Ms. Rogers invites cruisers to sing along, reminding folks that even though they’re not in a religious building, they can feel free to “have church.” Through lively gospel songs such as “We Lift Our Hands in the Sanctuary,” “My God Is Awesome” (by Pastor Charles Jenkins of Chicago’s historic Fellowship Missionary Baptist Church, no less), and old-school favorites such as Walter Hawkins’ “Thank You.” Tecora Rogers & the Chicago Spirituals kept folks swaying, waving their hands and saying “Amen” throughout the afternoon.
But this isn’t just a performance…guests may also participate in the praise. Ms. Rogers invited choir members in the audience to join her group on the floor where she and the singers were standing. Then she called those who serve as church ushers, deacons, trustees, ministers — and regular “pew members” — to take part in an impromptu sing-along. She and husband Neal Harper led the group (and those sitting and dining in their seats) in a medley of traditional congregational songs including “What a Fellowship,” “Down by the Riverside” and “Get Right Church.”
Chicago is the perfect backdrop for a cruise like this, as the Windy City has an incredibly rich gospel music history. Chicago was home to Thomas Dorsey, the legendary songwriter and composer who became known worldwide as the father of gospel music, thanks to classics like “Precious Lord, Take My Hand.” Chicago also can claim the one-and-only gospel icon and civil rights activist Mahalia Jackson, who actually was a long-time member of my grandfather’s Greater Salem Baptist Church on the South Side. (As a teenager, my dad Farnell had the privilege of accompanying her on piano during a church revival.)

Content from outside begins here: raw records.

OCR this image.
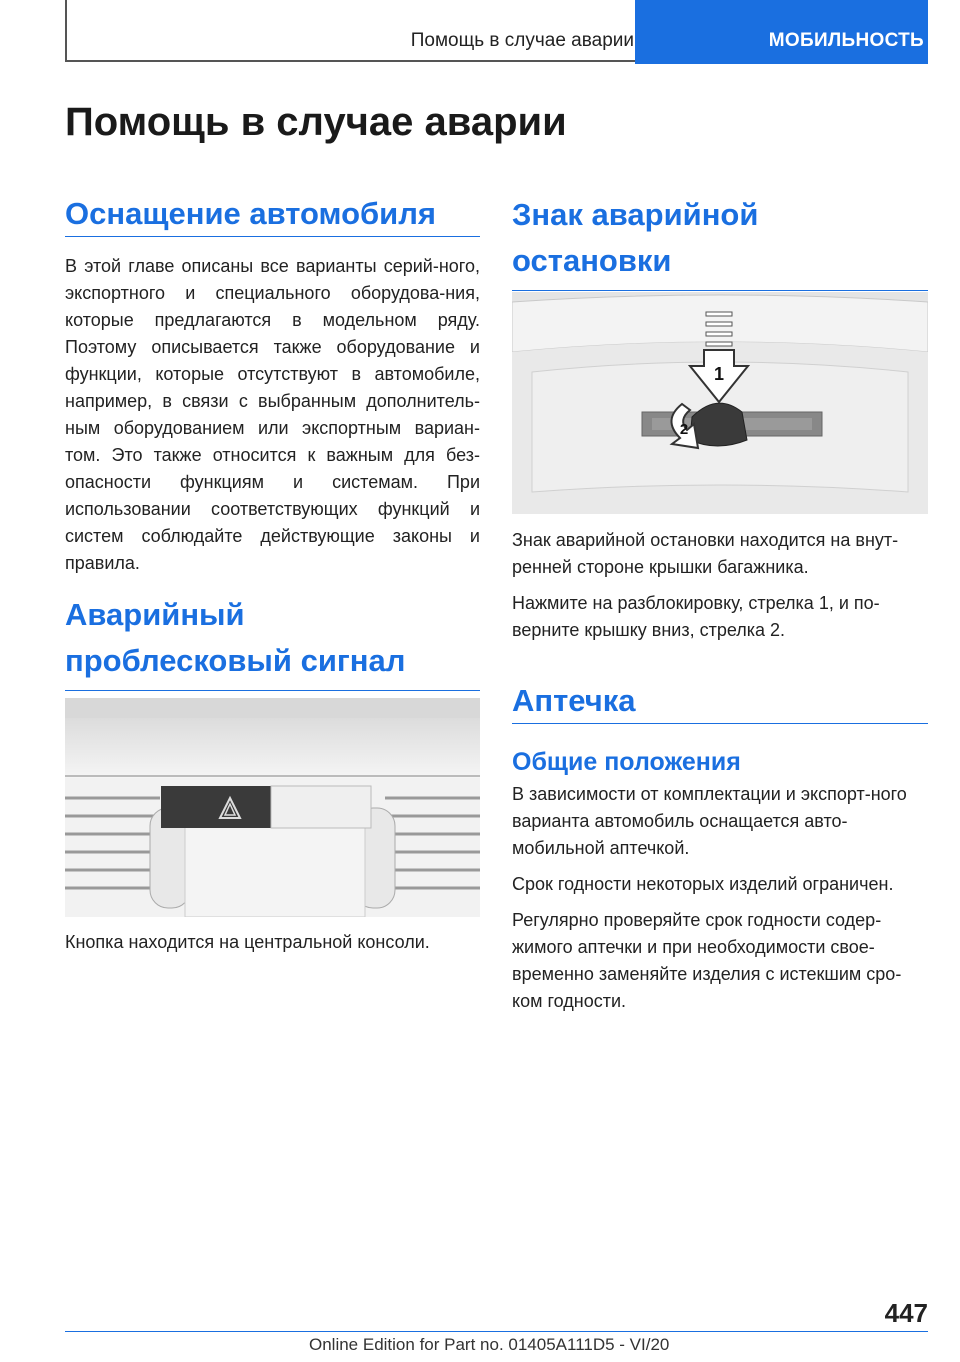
Помощь в случае аварии	МОБИЛЬНОСТЬ
Помощь в случае аварии
Оснащение автомобиля

В этой главе описаны все варианты серий-ного, экспортного и специального оборудова-ния, которые предлагаются в модельном ряду. Поэтому описывается также оборудование и функции, которые отсутствуют в автомобиле, например, в связи с выбранным дополнитель-ным оборудованием или экспортным вариан-том. Это также относится к важным для без-опасности функциям и системам. При использовании соответствующих функций и систем соблюдайте действующие законы и правила.

Аварийный проблесковый сигнал

Кнопка находится на центральной консоли.

Знак аварийной остановки
1
2

Знак аварийной остановки находится на внут-ренней стороне крышки багажника.

Нажмите на разблокировку, стрелка 1, и по-верните крышку вниз, стрелка 2.

Аптечка
Общие положения

В зависимости от комплектации и экспорт-ного варианта автомобиль оснащается авто-мобильной аптечкой.

Срок годности некоторых изделий ограничен.

Регулярно проверяйте срок годности содер-жимого аптечки и при необходимости свое-временно заменяйте изделия с истекшим сро-ком годности.

447
Online Edition for Part no. 01405A111D5 - VI/20
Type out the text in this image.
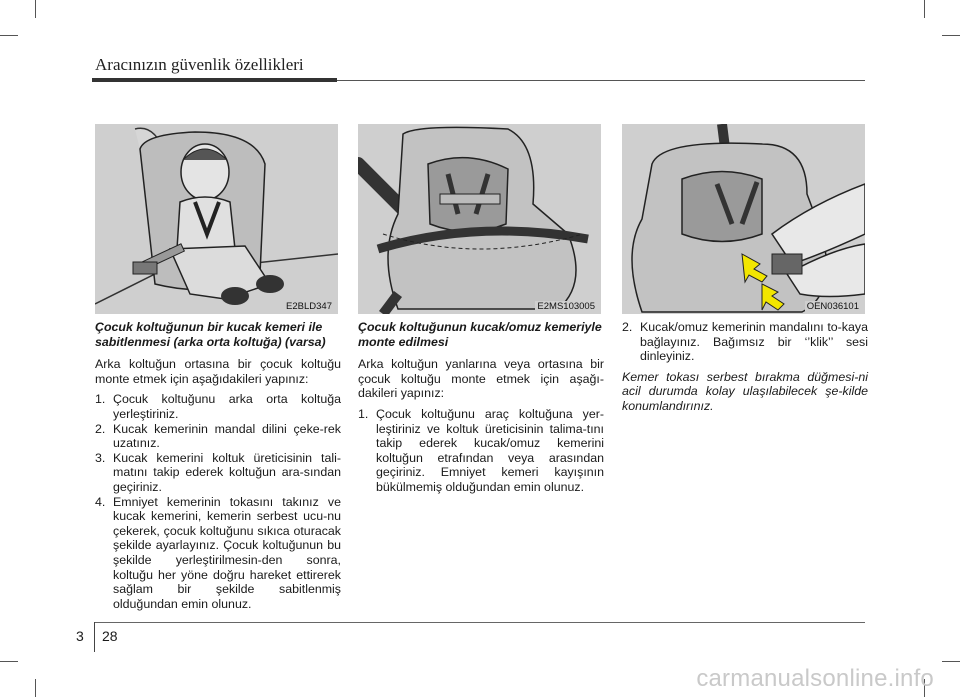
Aracınızın güvenlik özellikleri
E2BLD347	E2MS103005	OEN036101

Çocuk koltuğunun bir kucak kemeri ile sabitlenmesi (arka orta koltuğa) (varsa)

Arka koltuğun ortasına bir çocuk koltuğu monte etmek için aşağıdakileri yapınız:

1. Çocuk koltuğunu arka orta koltuğa yerleştiriniz.
2. Kucak kemerinin mandal dilini çeke-rek uzatınız.
3. Kucak kemerini koltuk üreticisinin tali-matını takip ederek koltuğun ara-sından geçiriniz.
4. Emniyet kemerinin tokasını takınız ve kucak kemerini, kemerin serbest ucu-nu çekerek, çocuk koltuğunu sıkıca oturacak şekilde ayarlayınız. Çocuk koltuğunun bu şekilde yerleştirilmesin-den sonra, koltuğu her yöne doğru hareket ettirerek sağlam bir şekilde sabitlenmiş olduğundan emin olunuz.

Çocuk koltuğunun kucak/omuz kemeriyle monte edilmesi

Arka koltuğun yanlarına veya ortasına bir çocuk koltuğu monte etmek için aşağı-dakileri yapınız:

1. Çocuk koltuğunu araç koltuğuna yer-leştiriniz ve koltuk üreticisinin talima-tını takip ederek kucak/omuz kemerini koltuğun etrafından veya arasından geçiriniz. Emniyet kemeri kayışının bükülmemiş olduğundan emin olunuz.
2. Kucak/omuz kemerinin mandalını to-kaya bağlayınız. Bağımsız bir ‘’klik’’ sesi dinleyiniz.

Kemer tokası serbest bırakma düğmesi-ni acil durumda kolay ulaşılabilecek şe-kilde konumlandırınız.

3 28
carmanualsonline.info
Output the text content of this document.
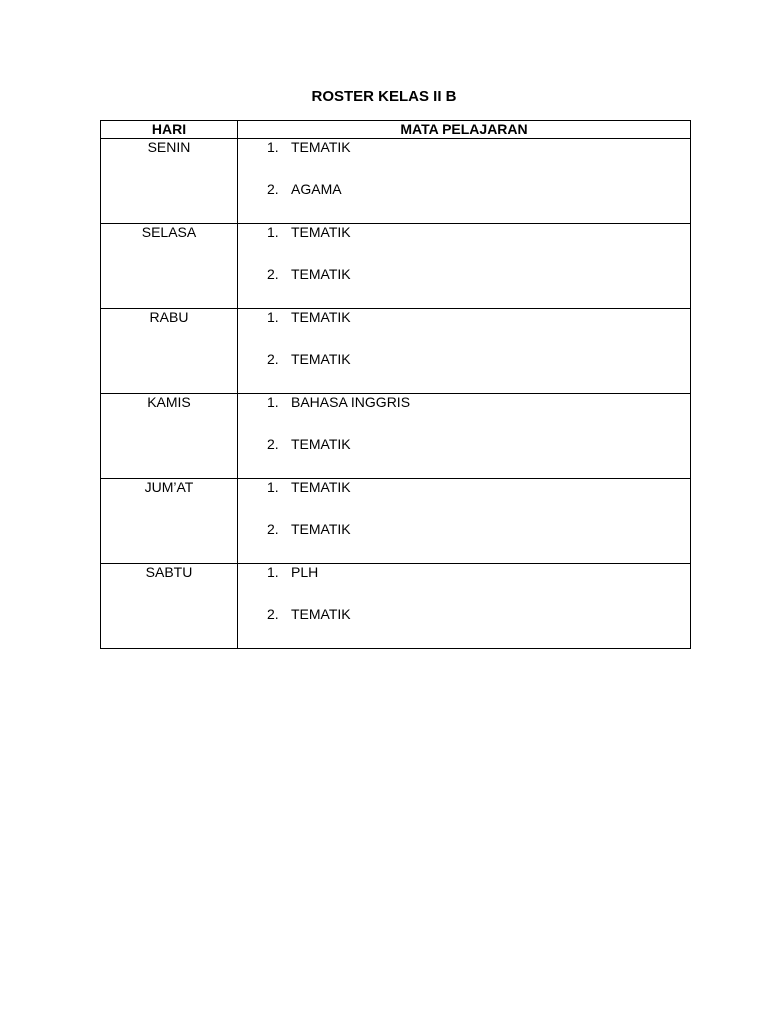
ROSTER KELAS II B
HARI	MATA PELAJARAN
SENIN	1. TEMATIK
2. AGAMA

SELASA	1. TEMATIK
2. TEMATIK

RABU	1. TEMATIK
2. TEMATIK

KAMIS	1. BAHASA INGGRIS
2. TEMATIK

JUM’AT	1. TEMATIK
2. TEMATIK

SABTU	1. PLH
2. TEMATIK
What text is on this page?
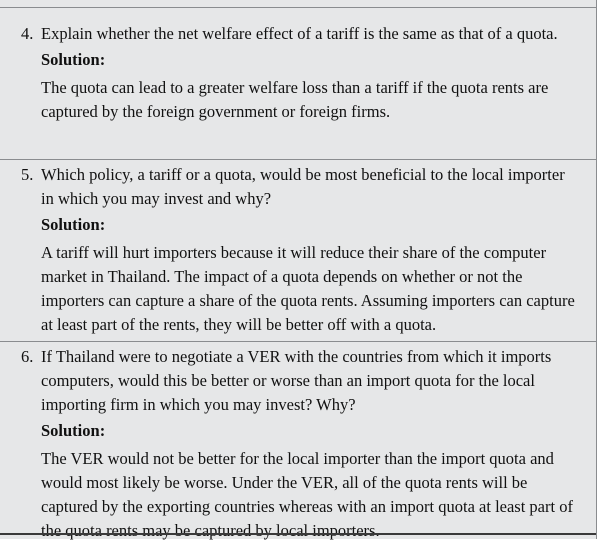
4. Explain whether the net welfare effect of a tariff is the same as that of a quota.

Solution:

The quota can lead to a greater welfare loss than a tariff if the quota rents are captured by the foreign government or foreign firms.

5. Which policy, a tariff or a quota, would be most beneficial to the local importer in which you may invest and why?

Solution:

A tariff will hurt importers because it will reduce their share of the computer market in Thailand. The impact of a quota depends on whether or not the importers can capture a share of the quota rents. Assuming importers can capture at least part of the rents, they will be better off with a quota.

6. If Thailand were to negotiate a VER with the countries from which it imports computers, would this be better or worse than an import quota for the local importing firm in which you may invest? Why?

Solution:

The VER would not be better for the local importer than the import quota and would most likely be worse. Under the VER, all of the quota rents will be captured by the exporting countries whereas with an import quota at least part of the quota rents may be captured by local importers.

Growing up in Chicago, my sister and I were constantly treated to my dad’s gospel writing and playing, as he was the Minister of Music at the Oakdale Covenant Church for nearly 30 years. During that time, he recorded I’ve Found the Answer (1976) and Use Me Lord (1982) albums with Oakdale’s choirs and Farnell Jenkins and the Jesus Experience with two gospel musician friends. All these years later, the music and the message still sounds fresh.
That’s also probably why Ms. Rogers, Mr. Harper, and singers Marilyn Hearns and Stephanie Banks have proved so popular with Spirit of Chicago Gospel Lunch Cruise audiences for the past decade. Many of those who come have sung the same songs for decades at their own churches, making a Saturday out on Lake Michigan feel like old home week. Since many churches make food a centerpiece of their ministries, the fact you can leisurely enjoy a delicious lunch buffet while feeding your soul is a lovely thing. And even if you’ve never heard a single one of these tunes, start clapping and swaying and you’ll fit right in.
That’s what I love about gospel music: whether you’re filthy rich or dead broke, whether you make it to church each week or never go, it’s a great equalizer. Those who allow the music and the Spirit’s message to touch their hearts find themselves responding, regardless of age, social class or race. And you don’t have to be a Christian to feel it, either.
In fact, Rogers & the Chicago Spirituals are headed to Russia on Sept. 22, where they’ll spend three weeks working with four choirs across that country. With a full band in tow, they’ll play concert halls and in Russian churches. Says Mr. Harper: “They are thirsty for American art forms — jazz and gospel. We’re going to bring it as hard as we can.”